Album review: The Road from Memphis/Booker T Jones

Posted: January 9, 2012 in Album review: rock

Wildcard instrumental Top 40 hits can be some of the most evocative pop music ever made. Without lyrics to guide us, an instrumental hit evokes – in an almost poetic way – a time, a place, a feeling. Link Wray’s 1958 hit ‘Rumble’ was actually banned from radio in its day, despite having no words – because its menace conjured a gang-fight so dangerously well. It is a sad indictment that an instrumental hit could never exist in the Top 40 of today.

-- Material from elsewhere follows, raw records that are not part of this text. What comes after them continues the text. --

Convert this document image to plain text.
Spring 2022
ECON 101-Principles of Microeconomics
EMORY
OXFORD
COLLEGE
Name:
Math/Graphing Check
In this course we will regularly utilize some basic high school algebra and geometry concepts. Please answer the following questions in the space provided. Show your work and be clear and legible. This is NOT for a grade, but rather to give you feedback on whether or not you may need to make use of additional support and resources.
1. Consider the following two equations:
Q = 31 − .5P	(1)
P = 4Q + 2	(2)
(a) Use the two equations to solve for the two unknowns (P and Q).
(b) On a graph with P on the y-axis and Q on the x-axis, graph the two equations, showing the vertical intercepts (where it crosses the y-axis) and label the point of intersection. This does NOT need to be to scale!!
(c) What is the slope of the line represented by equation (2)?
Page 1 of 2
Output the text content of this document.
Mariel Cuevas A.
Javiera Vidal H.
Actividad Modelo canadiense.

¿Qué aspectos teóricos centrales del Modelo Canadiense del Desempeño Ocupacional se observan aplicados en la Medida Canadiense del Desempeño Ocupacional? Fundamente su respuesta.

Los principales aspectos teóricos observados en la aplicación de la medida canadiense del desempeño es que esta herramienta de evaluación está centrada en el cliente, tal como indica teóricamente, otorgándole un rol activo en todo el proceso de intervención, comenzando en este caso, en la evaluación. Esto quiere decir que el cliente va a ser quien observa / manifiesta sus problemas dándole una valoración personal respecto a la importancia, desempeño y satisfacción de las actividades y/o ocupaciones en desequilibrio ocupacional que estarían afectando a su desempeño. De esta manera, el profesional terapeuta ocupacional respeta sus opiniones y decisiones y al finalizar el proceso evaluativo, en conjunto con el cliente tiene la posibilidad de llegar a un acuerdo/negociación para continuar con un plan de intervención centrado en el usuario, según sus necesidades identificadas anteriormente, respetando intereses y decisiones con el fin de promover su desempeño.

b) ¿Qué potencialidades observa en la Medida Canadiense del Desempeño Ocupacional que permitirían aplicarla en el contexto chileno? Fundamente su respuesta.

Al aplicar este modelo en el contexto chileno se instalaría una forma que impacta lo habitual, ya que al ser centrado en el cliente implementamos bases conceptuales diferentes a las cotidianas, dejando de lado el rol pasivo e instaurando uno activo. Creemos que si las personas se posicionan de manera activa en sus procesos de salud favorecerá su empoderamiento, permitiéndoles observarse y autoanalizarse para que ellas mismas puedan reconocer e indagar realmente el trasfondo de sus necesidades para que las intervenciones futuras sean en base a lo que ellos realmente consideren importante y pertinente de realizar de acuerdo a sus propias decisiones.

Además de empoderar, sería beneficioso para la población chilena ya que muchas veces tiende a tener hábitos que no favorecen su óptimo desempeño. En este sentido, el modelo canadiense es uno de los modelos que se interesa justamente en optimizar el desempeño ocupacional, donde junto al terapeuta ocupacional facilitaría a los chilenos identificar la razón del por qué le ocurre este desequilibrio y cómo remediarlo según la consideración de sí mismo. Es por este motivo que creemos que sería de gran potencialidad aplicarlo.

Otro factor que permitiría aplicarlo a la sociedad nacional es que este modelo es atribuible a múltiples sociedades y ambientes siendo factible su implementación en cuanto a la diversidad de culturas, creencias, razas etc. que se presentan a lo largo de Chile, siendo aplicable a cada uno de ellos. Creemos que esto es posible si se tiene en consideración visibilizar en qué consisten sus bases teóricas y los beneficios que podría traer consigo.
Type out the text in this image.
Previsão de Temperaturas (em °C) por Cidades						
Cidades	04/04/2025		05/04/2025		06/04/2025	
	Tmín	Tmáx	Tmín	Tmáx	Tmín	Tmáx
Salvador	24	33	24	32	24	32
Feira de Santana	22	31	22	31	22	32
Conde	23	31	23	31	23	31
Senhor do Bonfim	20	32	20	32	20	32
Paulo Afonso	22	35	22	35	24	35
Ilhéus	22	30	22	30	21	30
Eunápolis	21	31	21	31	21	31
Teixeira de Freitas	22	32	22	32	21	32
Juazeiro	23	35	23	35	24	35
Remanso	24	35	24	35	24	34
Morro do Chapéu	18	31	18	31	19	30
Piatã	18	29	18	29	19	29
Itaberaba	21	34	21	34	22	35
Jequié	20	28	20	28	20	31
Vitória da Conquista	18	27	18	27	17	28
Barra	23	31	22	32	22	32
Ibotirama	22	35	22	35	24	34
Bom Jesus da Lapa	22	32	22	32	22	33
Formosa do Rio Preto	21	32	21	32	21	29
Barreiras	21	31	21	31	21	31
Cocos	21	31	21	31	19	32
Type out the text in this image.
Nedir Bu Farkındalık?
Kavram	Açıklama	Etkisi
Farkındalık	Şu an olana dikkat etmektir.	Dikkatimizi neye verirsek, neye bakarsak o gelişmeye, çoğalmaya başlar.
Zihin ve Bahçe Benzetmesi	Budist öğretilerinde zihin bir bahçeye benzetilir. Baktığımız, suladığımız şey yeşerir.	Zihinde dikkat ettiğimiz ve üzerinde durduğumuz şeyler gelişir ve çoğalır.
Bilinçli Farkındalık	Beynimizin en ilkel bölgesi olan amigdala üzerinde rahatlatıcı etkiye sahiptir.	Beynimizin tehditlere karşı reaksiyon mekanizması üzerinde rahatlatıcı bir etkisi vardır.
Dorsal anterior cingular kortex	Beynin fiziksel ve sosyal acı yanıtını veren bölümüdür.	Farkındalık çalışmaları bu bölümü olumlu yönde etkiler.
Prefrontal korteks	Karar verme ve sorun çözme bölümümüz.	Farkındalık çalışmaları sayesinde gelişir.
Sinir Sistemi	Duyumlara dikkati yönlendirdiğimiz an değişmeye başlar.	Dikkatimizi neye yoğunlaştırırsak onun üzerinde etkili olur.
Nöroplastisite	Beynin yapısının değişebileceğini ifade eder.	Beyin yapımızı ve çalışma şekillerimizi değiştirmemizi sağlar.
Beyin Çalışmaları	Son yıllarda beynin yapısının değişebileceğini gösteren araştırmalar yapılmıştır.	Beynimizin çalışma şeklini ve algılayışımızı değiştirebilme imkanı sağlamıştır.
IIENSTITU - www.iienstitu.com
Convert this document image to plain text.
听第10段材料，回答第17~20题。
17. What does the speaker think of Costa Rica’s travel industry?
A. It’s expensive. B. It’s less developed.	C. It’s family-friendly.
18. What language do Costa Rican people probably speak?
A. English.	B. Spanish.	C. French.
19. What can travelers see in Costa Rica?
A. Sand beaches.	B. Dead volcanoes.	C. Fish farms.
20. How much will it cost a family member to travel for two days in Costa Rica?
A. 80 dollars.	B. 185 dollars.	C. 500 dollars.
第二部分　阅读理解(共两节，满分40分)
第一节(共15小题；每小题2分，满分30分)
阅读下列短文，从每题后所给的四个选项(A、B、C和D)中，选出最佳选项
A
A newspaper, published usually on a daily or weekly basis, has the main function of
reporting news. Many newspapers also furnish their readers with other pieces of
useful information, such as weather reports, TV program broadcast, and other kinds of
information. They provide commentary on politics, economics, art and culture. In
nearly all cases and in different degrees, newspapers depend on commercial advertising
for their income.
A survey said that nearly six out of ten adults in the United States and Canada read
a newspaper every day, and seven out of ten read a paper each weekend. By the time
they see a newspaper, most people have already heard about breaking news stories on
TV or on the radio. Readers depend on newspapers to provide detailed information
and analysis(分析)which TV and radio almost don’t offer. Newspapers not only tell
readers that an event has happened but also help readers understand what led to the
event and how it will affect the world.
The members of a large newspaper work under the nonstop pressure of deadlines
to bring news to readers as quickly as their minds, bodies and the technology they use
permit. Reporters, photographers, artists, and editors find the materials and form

Booker T Jones, with his legendary band the MGs, is probably most famous for two of the greatest Hammond-organ driven hits of all time – 1962’s ‘Green Onions’ and ‘Time is Tight’ from 1969. Both are perfect portraits of the black American experience of their time, as concise and rich as Marvin Gaye’s ‘What’s Goin’ On’ or Stevie Wonder’s ‘Living for the City’.

Booker T’s new album, The Road from Memphis, frames his timeless sound in the groove of Philadephia’s The Roots – contemporary masters of retro-soul slack-wristed backbeat and urban funk. Powered (and co-produced) by drummer Ahmir ‘?uestlove’ Thompson, the band recreates the original sound-pallette of the MGs for 2011 – now-scratchy-now-chiming guitar, nimble bass and cooler-than-thou drums. The feathery gracenotes that ?uestlove puts before so many of his snare beats are the touch of a true groovemeister.

Opener ‘Walking Papers’ sets the party off – and this is a hell of a party album – in struttin’, butt-shakin’ style. Next is Booker T’s take on Gnarls Barkley’s monster ‘Crazy’ – the treatment reminiscent of the MGs’ dead-groovy versions of Beatles’ songs such as ‘Lady Madonna’ back in the day.

Nice to see some collaborations here that make good sense, rather than the faintly desperate machinations of some of yesterday’s stars to put out releases grafted onto the latest pretty boy or girl. Jim James, leader of those (Creedence Clearwater) revivalists, My Morning Jacket, croons the tune ‘Progress’ with real understanding of the style. The ubiquitous Dap Queen, Sharon Jones teams with The National’s Matt Berninger on the swampy ‘Representing Memphis’ – a love song to the city itself, or maybe the southern-fried side of it.

The most incongruous guest here is punk godfather, Lou Reed. But, after all, cool is cool, and Lou’s patented too-cool talk/sing takes us through the track called (of course) ‘The Bronx’ like no one else.

Then, surprise-surprise, Booker T Jones – the maestro of the wordless instrumental hit – sings! And after ‘Down in Memphis’ we are left wondering why he doesn’t sing more. He takes us on a trip through his beloved Memphis, the journey oiled by one of the best soul ‘love-man’ style vocals this side of Teddy Pendergrass. The man is a triple threat!

Feature track ‘Everything is Everything’ is, oddly, the only one that jars. Here the guitars are more heavy, riffing a rock feel and even the drums lose their feathery licks. The ascending guitar line seems too urgent, the Roots’ groove swamps Booker T’s Hammond and the shady street cool for a moment is lost. On any other album ‘Everything is Everything’ would be a standout; here it sits a little dwarfed by the grown-up grooves on either side of it.

But it doesn’t really matter – by the time you get to this track, the party that is The Road from Memphis will be steaming up the room like all good parties should, the kitchen floor will have become the dancefloor and the neighbours will have rocked in, wondering what that funky soul sound is. As Booker T says in his liners, it’s a ‘real true thing’.